Stockach-Wahlwies – Eine gute Auswahl an Bands sorgte beim fünften Erlenhof-Openair-Festival für ausgelassene Stimmung. Mit dabei waren The Durgas & Friends aus Los Angeles, die vor fünf Jahren mit ihrem Auftritt den Grundstein für das kleine jährliche Event legten. Wieder mit großem Erfolg dabei war auch die international besetzte Band The Kahooneys mit Songwriterin Vero Nika, die mit markanter Janis Joplin-Powerstimme bekannte Hits interpretierte. Ebenfall aufgetreten sind Alex Behning & Wilster Ortseinfahrt, und Sheriff aus Gambia.

Tanzende Besucher und gackernde Hühner

Während beim Festival der Bär steppt, muss das Erlenhof-Demeter-Team Getreide ernten. Ein Hahn kräht. Rund 300 Kinder und Erwachsene sind gekommen. Unerschrocken spazieren glückliche Hühner durch das idyllisch gelegene Festival-Gelände. Der Engländer Andy Duroe, Leadsänger und Gitarrist bei den Kahooneys, bespaßt die Kinder unter den Festivalbesuchern mit Zaubershows und Riesen-Seifenblasen.

Festival als Dank an die Mitarbeiter

"Ich bin stolz auf die vielen ehrenamtlichen Helfer" sagt Markus Helmeth. Dieses fünfte Openair-Festival solle der Dank sein an die Mitarbeitenden im Kinderdorf, ihre Familien und Freunde von außen.
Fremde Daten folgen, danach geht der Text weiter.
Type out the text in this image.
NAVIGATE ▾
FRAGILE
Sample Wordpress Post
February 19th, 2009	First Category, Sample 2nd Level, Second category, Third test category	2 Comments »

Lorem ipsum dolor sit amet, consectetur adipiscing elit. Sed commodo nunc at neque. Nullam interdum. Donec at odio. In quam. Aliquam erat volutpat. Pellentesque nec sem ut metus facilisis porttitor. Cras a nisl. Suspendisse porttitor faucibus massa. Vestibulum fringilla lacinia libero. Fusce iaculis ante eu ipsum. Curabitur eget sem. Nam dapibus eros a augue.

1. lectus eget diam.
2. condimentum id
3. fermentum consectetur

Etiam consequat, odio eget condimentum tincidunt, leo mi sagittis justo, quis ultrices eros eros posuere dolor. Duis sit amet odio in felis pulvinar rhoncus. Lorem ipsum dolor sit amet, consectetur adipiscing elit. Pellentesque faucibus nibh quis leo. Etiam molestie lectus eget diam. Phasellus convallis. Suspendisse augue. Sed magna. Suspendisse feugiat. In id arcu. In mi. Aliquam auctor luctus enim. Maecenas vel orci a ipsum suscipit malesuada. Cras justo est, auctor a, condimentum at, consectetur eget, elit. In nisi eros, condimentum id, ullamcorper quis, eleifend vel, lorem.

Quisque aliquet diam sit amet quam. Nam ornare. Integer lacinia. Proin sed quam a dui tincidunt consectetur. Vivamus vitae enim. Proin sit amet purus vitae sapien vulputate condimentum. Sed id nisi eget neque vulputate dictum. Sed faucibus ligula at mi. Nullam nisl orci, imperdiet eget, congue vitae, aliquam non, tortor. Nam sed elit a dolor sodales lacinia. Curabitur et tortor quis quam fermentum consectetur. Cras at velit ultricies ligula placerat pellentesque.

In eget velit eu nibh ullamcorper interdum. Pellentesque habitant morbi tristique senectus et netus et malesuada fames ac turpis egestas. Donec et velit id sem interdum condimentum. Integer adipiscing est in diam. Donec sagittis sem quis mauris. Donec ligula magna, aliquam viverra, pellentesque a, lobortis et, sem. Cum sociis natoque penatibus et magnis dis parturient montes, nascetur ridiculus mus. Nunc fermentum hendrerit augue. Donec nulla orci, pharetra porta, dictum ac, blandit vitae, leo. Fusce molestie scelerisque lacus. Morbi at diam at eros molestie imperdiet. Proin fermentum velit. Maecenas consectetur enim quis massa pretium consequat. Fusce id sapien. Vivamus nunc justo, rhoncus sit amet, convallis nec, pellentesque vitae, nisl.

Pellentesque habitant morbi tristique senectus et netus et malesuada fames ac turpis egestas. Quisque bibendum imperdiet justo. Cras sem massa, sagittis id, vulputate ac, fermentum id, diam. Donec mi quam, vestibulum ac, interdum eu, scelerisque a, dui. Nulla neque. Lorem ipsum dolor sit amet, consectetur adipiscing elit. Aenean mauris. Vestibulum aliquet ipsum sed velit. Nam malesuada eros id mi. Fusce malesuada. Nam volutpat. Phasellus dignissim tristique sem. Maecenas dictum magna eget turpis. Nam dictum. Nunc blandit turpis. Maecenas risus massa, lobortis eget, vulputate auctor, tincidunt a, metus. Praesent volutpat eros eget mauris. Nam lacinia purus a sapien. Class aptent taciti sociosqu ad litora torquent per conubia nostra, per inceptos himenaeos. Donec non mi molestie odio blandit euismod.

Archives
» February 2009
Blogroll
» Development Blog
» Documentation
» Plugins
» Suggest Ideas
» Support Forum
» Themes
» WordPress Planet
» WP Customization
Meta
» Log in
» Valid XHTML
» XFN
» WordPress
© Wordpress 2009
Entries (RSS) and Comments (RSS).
Helmeth, der als Initiator und Organisator fast überall gleichzeitig anzutreffen ist, wirkt im Kinderdorf seit 18 Jahren als pädagogische Fachkraft und spielt bei den Kahooneys Schlagzeug. Akkordeon spielt dazu die Musiktherapeutin und Helmeths Lebengefährtin Jana Walter.

Sheriff aus Gambia ist selbst ein Schützling im Kinderdorf

"Das ist schön hier – auch für die Kinder ein unvergessliches Erlebnis", freut sich ein Besucher aus Rheinfelden, der mit anderen jungen Familien auf einem der umliegenden Strohballen sitzt. Alex Behning & Wilster Ortseinfahrt starten mit ihrem Kleinstadtblues ins Festival. "Sekt oder Tee? Sie sagt nee", lautet dazu der sinnige Text. Junge Leute, die selbst im Kinderdorf wohnen oder arbeiten, wirken mit: Sheriff aus Gambia, der im Kinderdorf eine Schreinerlehre beginnt, tritt mit viel Gold im Kostüm auf, singt und trommelt mit Janina im Stakkato. Mit einem Spontan-Auftritt überrascht die im Kinderdorf lebende Schülerin Staniella von den Seychellen.

Die Stimmung ist gut und wird noch besser

Je später der Abend, desto mehr füllt sich das Terrain mit Gästen. Mit dem Auftritt der Band The Kahooneys nähert sich die sowieso schon gute Stimmung dem Siedepunkt. "Oh Eleysa" schallt es zu Fiedel, Kontrabass, Gitarre, Schlagzeug und Akkordeon. Kinder, Eltern, Opas und Omas beginnen, ausgelassen fröhlich zu singen. Die Interaktion mit dem Publikum gelingt auf diesem Rasen. Als Hintergrund-Chor zu "Oh Sweet Mama" werden drei kleine wie Derwische tanzende Jungen auf die Bühne geholt. Alles singt, tanzt und klatscht.

Musik, die von Herzen kommt

Kurz nach 22 Uhr fängt es an zu tröpfeln. Von fern ein leises Donnergrollen. "Die Nacht ist so heiß. Und in jeder Kneipe ist der Teufel los" lautet der Text eines Songs. Wer durchhält, erlebt um Mitternacht die sozial engagierte Band The Durgas aus den USA. Folkrock, Reggae, afrikanischer Beat und osteuropäische Folklore verbinden sich bei ihrer Musik, die mitreißt und von Herzen kommt.